Let's make a substitution $\sin(\theta)=y$
$$
I(x,z)=\int_{0}^{\sin(z)}\frac{J^2_{1}(x y)}{y^2\sqrt{1-y^2}}dy
$$
Because $z\approx0.1$ we may that assume $\sin(z)\approx z$. Furthermore we perform another subsitution $\frac{y}{z}=q$ yielding
$$
I(x,z)=z\int_{0}^{1}\frac{J^2_{1}(x z q)}{(zq)^2\sqrt{1-(zq)^2}}dq
$$
As a first step to simplify the problem we may observe that for $z\approx 0.1$, $\sqrt{1-(zq)^2}\approx 1$ over the whole domain of integration.
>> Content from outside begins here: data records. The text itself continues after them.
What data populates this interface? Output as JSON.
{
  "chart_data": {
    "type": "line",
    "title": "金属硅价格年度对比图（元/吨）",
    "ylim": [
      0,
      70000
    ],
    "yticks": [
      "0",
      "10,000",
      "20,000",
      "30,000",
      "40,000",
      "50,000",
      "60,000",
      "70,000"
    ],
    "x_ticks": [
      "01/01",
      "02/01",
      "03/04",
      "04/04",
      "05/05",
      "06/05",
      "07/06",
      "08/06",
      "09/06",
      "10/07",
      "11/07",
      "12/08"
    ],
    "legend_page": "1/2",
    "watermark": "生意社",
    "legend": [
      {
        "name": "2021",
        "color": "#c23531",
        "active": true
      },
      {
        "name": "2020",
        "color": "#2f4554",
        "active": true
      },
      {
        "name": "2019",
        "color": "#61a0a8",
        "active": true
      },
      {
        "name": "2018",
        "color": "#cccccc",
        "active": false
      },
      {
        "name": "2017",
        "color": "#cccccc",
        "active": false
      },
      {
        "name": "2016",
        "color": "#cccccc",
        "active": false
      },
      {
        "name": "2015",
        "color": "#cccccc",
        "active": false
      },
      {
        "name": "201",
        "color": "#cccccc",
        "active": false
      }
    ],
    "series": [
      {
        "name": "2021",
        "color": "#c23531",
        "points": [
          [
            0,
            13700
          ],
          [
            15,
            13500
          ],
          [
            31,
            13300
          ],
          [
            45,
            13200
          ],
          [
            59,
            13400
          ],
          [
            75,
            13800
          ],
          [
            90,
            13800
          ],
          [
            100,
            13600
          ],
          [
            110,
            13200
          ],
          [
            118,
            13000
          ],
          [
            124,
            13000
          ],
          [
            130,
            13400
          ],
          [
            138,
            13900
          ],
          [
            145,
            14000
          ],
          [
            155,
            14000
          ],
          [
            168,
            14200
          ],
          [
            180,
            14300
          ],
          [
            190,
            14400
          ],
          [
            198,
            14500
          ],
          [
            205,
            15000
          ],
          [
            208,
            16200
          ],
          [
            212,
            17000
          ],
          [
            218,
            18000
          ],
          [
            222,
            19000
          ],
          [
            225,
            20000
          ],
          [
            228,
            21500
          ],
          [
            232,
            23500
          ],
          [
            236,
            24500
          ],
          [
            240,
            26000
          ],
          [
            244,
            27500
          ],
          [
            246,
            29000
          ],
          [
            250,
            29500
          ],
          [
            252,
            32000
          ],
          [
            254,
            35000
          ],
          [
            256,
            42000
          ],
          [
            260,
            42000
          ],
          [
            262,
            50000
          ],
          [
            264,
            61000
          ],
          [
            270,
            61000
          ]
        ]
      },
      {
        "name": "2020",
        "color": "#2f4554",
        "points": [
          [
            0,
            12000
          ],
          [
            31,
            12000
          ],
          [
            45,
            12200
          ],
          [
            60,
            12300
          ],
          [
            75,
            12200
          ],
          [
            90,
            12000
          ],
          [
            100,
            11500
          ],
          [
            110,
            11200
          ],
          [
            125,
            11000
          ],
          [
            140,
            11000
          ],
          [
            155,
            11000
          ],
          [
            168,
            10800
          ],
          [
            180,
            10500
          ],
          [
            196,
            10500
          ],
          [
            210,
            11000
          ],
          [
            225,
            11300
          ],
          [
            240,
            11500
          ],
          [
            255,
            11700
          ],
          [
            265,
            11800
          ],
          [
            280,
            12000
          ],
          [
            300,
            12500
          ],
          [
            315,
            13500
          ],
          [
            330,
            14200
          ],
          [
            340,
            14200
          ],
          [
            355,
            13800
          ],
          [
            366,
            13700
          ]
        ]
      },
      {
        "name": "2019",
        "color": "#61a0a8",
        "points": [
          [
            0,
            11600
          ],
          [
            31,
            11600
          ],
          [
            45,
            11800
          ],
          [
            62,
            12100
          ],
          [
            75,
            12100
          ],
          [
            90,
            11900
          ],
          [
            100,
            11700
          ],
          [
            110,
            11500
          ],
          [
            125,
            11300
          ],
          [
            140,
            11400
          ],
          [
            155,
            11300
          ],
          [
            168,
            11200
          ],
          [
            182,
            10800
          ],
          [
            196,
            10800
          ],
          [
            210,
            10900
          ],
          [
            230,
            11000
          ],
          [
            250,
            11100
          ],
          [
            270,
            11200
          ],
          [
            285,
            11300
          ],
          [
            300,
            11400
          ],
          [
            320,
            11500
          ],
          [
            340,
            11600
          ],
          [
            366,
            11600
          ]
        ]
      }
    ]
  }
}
Therefore:
$$
I(x,z)\approx\frac{1}{z}\underbrace{\int_{0}^{1}\frac{J^2_{1}(x z q)}{q^2}dq }_{Q(x,z)}\quad(1)
$$
Essentially there are two ways to go from here on:
1.) Ask Mathematica what the result of this integral is:
$$
I(x,z)\approx\frac{1}{4} x^2 z \, _1F_2\left(\frac{1}{2};2,3;-(x z)^2\right) \quad(2)
$$
Note that this result is valid for all values of $x$! only the assumption that $z$ is sufficiently smaller then 1 was made!. If you are interested in the large $xz$ you may use 15.8.2 from here which connects small arguments of $_2F_1$ to big arguments of $_2F_1$. If i have done everything correctly this matches with the answer found by @Raymond Manzoni
$$
I(x,z)\sim\frac{4}{3\pi}x
$$
2.) Second approach would be to really to dig in (1) and derive the explicit results for $xz \rightarrow \infty$ using a split of integration range and asymptotic expansions of Bessel functions. I hope i can finish this approach today or tomorrow when i'm less busy. But i'm quite sure this works out fine.
$\bf{Appendix}$
To prove (2) we may employ the following representation of $J^2_1(x)$:
$$
J^2_1(x)=\sum_{m=0}^{\infty}\frac{(-1)^m}{2^{2+2m}}\frac{x^{2m+2}\Gamma(2m+3)}{m!\Gamma(m+3)\Gamma^2(m+2)}
$$
Now after switching summation and integration
$$
Q(x,z)=\sum_{m=0}^{\infty}\frac{(-1)^m}{2^{2+2m}(2m+1)}\frac{(zx)^{2m+1}\Gamma(2m+3)}{m!\Gamma(m+3)\Gamma^2(m+2)}
$$
By application of the duplication formula of the gamma function this may be reduced to
$$
Q(x,z)= \sum_{m=0}^{\infty}\frac{(-1)^m}{2\sqrt{\pi}}\frac{(zx)^{2m+1}\Gamma(m+\frac{1}{2})}{m!\Gamma(m+3)\Gamma(m+2)}
$$
Using the definition of Pochhammer symbol $(x)_n=\frac{\Gamma(x+n)}{\Gamma(x)}$ we find that $(\frac{1}{2})_n=\sqrt{\pi}\Gamma(n+\frac{1}{2}),(2)_n=\Gamma(n+2)$ and $(3)_n=2\Gamma(n+2)$ so we can reformulate
$$
Q(x,z)= \frac{z^2x^2}{4}\sum_{m=0}^{\infty} \frac{(-z^2x^2)^{m}(\frac{1}{2})_m}{m!(2)_m (3)_m}
$$
Using the series representation of $_1F_2$ we may conclude that
$$
Q(x,z)=\frac{z^2 x^2}{4}{_1F}_2\left(\frac{1}{2};2,3;-(x z)^2\right)
$$
Which proves (2)